In the today's world of music writing a lyrical piece like "Seance" is rubbing against the grain of what a modern opera is often expected to be. Using the twelve tone scale (Schoenberg), a mathematical approach which creates extreme dissonance, or a repetitive pattern (Glass) that conjures up a hypnotic quality have been the forms that for years defined the genre. What one might call "pretty" music does not get taken very seriously. Music scolars like the more dissonant stuff, yet audiences always seem to respond to the more lyrical pieces. Such was the case with two productions I saw at The Metropolitan Opera - "The Ghosts of Versailles" and "An American Tragedy". "Seance" will please those looking for lyricism.
After seeing him take his writing to this level I hope Schwartz will turn back to my personal favorite of his works, "The Baker's Wife", and rework that lovely score with a problematic book and turn it into the Broadway success that it could be.
"Seance on a Wet Afternoon" is playing through May 1 at the New York City Opera.

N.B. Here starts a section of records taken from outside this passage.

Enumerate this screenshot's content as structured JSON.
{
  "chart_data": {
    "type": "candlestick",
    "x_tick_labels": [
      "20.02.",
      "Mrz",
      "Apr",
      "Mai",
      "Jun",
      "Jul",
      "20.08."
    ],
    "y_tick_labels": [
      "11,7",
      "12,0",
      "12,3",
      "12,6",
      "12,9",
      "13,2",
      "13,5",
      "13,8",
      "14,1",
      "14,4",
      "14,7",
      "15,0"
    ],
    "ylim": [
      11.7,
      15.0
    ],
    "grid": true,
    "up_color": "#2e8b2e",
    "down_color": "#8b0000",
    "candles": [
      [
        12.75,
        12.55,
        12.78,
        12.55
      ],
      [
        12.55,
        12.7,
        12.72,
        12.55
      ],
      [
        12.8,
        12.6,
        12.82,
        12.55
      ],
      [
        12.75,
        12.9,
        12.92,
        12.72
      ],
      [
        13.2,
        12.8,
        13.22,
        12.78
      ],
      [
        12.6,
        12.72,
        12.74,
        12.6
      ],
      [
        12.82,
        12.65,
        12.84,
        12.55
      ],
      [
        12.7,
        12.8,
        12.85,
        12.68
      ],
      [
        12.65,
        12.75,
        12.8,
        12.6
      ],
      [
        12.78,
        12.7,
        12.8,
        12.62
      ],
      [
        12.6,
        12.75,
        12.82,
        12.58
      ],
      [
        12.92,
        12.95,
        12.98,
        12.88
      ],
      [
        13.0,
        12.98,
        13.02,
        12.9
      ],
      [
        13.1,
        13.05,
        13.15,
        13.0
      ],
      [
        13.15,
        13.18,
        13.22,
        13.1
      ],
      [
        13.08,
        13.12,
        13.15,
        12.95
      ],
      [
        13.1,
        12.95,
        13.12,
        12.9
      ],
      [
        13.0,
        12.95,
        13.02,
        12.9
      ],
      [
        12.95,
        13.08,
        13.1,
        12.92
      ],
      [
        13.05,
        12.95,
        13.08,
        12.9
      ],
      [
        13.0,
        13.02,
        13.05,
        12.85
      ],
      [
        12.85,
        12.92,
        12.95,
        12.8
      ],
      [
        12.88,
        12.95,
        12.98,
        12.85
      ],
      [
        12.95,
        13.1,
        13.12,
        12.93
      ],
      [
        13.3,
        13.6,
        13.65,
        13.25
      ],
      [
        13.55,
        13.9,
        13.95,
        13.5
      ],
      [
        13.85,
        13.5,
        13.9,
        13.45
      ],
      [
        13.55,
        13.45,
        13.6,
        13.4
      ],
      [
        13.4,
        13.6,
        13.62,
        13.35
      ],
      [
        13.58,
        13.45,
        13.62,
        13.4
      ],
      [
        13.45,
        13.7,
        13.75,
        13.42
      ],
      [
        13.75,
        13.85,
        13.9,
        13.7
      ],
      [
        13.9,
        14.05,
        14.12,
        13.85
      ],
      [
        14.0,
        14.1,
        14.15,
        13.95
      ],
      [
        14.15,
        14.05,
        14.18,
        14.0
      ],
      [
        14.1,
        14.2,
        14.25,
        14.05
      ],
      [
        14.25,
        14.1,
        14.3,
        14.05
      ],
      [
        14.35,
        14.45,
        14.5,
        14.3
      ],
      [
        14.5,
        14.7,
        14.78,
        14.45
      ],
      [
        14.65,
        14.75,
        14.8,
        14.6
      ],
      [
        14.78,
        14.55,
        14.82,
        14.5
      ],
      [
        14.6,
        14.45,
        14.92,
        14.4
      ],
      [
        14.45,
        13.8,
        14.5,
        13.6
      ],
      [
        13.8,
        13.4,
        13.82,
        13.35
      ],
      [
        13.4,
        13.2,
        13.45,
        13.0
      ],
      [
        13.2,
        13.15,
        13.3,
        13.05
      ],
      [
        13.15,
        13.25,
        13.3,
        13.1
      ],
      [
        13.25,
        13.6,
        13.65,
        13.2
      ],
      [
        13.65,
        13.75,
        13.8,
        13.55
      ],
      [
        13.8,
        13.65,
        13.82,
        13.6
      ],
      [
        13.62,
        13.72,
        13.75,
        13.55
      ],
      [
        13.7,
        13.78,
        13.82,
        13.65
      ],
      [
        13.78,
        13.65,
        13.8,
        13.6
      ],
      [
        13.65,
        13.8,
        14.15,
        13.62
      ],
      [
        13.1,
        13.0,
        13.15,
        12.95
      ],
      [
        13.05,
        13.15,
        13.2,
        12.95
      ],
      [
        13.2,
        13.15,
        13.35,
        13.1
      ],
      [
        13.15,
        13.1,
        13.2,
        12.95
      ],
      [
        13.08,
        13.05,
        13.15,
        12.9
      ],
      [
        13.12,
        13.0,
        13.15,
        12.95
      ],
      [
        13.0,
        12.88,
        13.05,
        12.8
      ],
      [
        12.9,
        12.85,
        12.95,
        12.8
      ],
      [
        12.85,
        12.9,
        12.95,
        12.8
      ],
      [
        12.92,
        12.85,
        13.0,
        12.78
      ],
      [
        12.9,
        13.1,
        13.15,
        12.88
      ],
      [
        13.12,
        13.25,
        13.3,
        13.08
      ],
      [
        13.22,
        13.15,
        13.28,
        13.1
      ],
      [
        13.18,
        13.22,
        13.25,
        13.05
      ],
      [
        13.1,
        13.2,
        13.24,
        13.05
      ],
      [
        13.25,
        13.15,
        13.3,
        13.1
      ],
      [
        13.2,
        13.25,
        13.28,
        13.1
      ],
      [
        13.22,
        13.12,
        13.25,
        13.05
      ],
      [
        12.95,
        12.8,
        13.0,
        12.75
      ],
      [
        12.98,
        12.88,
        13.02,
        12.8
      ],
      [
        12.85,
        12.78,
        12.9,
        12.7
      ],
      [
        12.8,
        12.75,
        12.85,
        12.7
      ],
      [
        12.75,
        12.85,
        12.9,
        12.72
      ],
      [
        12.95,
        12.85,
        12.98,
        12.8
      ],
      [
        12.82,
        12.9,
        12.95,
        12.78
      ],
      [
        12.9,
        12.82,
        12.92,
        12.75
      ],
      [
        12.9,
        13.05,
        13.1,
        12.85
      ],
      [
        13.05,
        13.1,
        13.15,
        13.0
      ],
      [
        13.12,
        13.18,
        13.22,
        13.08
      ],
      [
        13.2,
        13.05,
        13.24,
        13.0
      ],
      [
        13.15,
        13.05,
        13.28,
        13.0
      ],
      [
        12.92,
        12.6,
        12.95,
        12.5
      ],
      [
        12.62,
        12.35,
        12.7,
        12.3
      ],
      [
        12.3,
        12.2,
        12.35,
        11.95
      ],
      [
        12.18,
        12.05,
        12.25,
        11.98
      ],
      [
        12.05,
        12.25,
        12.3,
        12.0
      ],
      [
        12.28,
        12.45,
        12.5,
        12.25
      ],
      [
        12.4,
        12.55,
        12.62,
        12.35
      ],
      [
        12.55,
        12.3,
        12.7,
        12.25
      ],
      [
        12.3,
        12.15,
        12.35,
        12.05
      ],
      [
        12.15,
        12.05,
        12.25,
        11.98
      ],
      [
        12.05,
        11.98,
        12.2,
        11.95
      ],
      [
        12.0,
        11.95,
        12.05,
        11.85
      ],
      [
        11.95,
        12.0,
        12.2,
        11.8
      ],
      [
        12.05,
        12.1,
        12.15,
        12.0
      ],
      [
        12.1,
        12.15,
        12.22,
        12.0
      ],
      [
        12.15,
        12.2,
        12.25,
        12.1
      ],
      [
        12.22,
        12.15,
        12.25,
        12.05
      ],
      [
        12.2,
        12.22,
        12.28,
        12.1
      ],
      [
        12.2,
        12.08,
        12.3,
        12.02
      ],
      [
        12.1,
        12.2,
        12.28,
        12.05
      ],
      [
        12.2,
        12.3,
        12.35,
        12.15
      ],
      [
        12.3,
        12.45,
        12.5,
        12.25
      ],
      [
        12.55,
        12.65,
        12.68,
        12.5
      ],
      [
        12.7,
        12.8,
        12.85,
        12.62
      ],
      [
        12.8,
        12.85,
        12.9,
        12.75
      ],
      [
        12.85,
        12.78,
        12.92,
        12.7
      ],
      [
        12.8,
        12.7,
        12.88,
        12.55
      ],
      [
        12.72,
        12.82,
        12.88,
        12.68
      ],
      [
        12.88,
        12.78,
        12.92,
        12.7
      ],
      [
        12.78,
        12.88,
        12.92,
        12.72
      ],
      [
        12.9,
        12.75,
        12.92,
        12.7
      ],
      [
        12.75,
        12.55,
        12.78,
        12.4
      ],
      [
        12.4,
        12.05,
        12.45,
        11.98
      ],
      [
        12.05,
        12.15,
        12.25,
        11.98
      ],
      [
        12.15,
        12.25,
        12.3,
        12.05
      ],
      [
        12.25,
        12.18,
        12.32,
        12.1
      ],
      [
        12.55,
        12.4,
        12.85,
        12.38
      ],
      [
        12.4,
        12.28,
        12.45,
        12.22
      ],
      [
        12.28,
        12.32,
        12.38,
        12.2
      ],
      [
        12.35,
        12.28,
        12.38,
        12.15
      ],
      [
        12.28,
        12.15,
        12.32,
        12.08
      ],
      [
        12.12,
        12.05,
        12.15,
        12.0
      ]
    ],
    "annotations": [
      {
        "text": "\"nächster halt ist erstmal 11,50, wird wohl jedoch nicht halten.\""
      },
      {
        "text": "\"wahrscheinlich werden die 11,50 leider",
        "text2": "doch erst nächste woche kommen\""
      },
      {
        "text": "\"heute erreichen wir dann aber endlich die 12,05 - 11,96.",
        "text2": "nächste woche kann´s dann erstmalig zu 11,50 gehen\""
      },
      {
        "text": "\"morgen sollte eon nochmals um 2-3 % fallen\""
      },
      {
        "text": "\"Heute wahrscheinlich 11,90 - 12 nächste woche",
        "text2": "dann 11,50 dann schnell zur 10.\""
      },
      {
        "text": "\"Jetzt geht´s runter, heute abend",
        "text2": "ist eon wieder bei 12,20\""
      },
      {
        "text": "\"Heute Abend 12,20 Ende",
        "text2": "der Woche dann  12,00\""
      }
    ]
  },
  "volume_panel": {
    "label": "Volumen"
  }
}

Go see it!
Update 4/27/11 - As expected the reviews for "Seance" came in mixed to negative. One reviewer kept comparing it to the movie "The Lovely Bones" (???) and called it kitschy, while The Times said it doesn't know whether it's an opera or a musical. It's sad to me that these so-called music professionals are so jaded that they can't take a work like this for what it is and enjoy it as much as the thousands of people in the audience did.